Vou andar de chapéu emplumado, sapato de fivela e as meias serão tão finas
quanto será minhas mãos.
Das Graças e Dos Anjos - Ah, mais vai!
Das Dores- Margarosa vem brincar?
Das Graças e Dos Anjos - Margarosa brinca não!
(música)
Quem não sabe fazer renda.
Quem não sabe namorar
Tem que virar rezadeira
Ficar velha sem casar...
Dos Anjos
Eu vou me casar é com moço de cidade que há de me levar pra longe desse
lugar. Na cidade hei de ter uma linda casa com uma varanda enorme, onde vou
amarrar minha rede e descansar nas tardes de sol.
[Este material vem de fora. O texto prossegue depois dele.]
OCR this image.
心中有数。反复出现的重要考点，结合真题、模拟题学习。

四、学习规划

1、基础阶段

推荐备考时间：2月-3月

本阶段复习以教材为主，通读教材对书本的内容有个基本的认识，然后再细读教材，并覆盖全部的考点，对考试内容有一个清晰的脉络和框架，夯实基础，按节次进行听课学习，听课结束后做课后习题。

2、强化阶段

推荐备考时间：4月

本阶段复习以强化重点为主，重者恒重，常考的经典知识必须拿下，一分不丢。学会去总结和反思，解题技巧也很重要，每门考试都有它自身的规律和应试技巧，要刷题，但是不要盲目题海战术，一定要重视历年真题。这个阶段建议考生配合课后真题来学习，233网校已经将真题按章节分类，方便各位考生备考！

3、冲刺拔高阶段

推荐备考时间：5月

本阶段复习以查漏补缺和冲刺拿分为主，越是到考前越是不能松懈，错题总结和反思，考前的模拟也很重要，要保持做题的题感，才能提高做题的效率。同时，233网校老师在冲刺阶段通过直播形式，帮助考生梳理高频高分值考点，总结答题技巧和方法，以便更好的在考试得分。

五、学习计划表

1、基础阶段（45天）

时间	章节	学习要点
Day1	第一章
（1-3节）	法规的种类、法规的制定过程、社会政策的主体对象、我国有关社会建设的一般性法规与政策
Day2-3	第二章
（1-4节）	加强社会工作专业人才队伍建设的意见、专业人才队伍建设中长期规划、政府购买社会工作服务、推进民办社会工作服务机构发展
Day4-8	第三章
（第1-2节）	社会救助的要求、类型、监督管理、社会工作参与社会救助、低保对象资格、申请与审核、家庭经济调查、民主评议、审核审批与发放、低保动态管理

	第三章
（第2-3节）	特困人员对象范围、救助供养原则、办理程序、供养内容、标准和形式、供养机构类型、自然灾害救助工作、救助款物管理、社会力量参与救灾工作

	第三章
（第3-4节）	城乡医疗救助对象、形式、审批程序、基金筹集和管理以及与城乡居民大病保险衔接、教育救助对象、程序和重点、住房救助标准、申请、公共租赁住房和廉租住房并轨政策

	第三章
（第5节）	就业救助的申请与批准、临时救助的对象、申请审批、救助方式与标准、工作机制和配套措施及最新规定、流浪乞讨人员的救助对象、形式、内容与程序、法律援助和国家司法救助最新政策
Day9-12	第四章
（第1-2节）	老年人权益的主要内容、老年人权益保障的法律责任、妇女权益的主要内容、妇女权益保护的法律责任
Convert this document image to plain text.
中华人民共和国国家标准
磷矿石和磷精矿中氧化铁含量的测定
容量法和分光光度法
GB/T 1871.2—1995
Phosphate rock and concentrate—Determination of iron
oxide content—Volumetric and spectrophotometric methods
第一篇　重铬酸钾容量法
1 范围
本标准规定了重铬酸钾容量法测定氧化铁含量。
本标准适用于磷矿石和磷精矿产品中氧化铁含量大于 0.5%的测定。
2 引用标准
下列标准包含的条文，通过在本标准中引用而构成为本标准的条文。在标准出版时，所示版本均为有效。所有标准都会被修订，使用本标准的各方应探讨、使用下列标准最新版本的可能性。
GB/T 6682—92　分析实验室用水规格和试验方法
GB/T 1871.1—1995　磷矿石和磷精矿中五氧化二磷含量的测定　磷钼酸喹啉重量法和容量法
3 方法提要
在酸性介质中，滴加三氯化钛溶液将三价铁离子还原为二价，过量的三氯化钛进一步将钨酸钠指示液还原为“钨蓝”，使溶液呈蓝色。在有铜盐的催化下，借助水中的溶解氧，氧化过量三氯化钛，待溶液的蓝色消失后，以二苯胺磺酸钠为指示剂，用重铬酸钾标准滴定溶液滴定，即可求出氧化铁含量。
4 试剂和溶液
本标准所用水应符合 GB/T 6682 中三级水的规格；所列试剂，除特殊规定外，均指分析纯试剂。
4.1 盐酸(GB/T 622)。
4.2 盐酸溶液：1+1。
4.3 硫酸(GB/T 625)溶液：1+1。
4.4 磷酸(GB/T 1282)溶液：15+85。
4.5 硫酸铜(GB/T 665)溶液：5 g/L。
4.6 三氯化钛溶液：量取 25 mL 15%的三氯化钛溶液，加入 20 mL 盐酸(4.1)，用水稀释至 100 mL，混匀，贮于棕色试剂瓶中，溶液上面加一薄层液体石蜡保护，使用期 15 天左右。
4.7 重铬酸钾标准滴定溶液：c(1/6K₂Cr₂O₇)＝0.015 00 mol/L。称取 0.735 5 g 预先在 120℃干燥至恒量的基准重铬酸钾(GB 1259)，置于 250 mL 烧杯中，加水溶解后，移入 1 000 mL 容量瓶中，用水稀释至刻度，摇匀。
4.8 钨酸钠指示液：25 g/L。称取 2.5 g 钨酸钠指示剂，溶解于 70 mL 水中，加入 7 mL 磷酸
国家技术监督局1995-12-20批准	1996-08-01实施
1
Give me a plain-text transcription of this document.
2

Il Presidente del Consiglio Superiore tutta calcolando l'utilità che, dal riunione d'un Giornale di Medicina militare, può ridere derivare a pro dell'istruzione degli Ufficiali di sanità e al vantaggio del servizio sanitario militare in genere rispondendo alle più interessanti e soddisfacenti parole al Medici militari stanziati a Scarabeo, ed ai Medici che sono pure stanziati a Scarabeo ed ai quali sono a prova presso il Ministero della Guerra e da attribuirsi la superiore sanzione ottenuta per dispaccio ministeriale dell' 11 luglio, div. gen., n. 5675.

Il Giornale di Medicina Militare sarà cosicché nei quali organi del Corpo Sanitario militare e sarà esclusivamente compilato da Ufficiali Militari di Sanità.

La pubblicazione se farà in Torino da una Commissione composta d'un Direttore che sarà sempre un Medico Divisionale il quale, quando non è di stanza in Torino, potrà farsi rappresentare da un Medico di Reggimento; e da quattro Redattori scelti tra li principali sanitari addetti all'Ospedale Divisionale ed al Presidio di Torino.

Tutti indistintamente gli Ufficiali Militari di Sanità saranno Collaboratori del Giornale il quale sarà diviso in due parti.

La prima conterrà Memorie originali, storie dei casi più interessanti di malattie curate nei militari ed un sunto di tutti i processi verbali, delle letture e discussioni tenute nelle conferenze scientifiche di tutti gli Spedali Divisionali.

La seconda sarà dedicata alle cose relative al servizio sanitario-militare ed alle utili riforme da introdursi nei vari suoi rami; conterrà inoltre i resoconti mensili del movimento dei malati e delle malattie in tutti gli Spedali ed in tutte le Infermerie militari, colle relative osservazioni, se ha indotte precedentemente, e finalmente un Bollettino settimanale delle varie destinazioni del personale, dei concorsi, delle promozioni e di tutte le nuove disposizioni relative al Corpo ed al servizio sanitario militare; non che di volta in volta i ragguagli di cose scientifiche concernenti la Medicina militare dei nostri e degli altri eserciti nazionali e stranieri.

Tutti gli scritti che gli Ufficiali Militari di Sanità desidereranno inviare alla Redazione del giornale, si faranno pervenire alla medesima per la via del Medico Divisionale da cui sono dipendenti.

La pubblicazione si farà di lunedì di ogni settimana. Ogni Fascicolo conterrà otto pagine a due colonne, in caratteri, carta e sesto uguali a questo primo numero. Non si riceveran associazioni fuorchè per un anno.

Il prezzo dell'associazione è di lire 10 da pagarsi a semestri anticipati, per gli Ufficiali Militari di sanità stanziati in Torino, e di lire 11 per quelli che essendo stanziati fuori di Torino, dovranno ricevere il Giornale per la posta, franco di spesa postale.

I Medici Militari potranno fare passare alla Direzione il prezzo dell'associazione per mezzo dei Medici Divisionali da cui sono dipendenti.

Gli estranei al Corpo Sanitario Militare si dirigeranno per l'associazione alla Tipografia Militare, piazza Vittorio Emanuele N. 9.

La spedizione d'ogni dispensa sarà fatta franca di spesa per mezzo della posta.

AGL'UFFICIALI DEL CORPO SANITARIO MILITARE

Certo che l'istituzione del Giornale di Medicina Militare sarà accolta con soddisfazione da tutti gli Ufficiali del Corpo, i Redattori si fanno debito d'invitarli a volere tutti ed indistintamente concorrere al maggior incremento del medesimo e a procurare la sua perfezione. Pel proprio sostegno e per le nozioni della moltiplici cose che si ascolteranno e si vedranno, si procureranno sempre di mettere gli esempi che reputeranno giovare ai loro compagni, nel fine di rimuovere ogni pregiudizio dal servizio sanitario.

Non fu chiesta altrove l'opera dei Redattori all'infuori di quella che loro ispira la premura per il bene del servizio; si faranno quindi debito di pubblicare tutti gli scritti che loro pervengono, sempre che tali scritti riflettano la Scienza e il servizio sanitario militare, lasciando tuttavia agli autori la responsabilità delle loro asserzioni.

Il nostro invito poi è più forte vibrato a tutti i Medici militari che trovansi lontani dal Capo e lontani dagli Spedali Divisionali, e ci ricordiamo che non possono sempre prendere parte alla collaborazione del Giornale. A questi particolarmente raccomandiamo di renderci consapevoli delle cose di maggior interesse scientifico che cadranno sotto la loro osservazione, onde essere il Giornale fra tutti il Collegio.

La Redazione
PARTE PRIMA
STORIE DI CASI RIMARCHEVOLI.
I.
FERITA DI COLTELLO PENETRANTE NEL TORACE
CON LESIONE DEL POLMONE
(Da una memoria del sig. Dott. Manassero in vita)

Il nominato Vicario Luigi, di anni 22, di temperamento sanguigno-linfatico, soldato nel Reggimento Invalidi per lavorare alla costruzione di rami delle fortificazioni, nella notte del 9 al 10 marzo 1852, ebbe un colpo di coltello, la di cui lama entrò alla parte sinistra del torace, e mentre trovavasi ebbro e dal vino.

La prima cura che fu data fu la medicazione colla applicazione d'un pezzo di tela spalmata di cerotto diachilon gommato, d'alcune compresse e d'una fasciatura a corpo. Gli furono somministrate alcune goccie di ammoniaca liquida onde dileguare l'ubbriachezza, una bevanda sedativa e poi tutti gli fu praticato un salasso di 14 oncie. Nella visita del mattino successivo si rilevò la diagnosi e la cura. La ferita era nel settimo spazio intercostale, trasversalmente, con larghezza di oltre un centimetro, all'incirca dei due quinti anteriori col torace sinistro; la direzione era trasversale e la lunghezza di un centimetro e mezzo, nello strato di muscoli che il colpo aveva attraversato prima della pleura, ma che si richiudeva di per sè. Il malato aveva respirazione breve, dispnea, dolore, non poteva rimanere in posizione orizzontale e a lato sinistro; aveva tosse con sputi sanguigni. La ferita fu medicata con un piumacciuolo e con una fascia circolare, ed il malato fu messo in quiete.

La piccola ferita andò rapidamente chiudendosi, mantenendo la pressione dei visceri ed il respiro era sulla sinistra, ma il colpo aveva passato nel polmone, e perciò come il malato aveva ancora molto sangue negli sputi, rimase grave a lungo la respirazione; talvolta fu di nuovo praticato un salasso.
Todo dia vou tomar banho
de cheiro e meu cabelo vai ficar lindo e claro como cabelo de espiga nova e
minha pele há de ficar branca e macia como algodão. Vou viver de sombra e
água fresca. Todo o mundo que passar vai me cumprimentar com respeito, os
homens tirando o chapéu e as mulheres me acenando as mãos.
Das Graças e Das Dores- Ah, mas vai!..
Dos Anjos - Margarosa vem brincar?
Das Graças e Das Dores - Margarosa brinca não!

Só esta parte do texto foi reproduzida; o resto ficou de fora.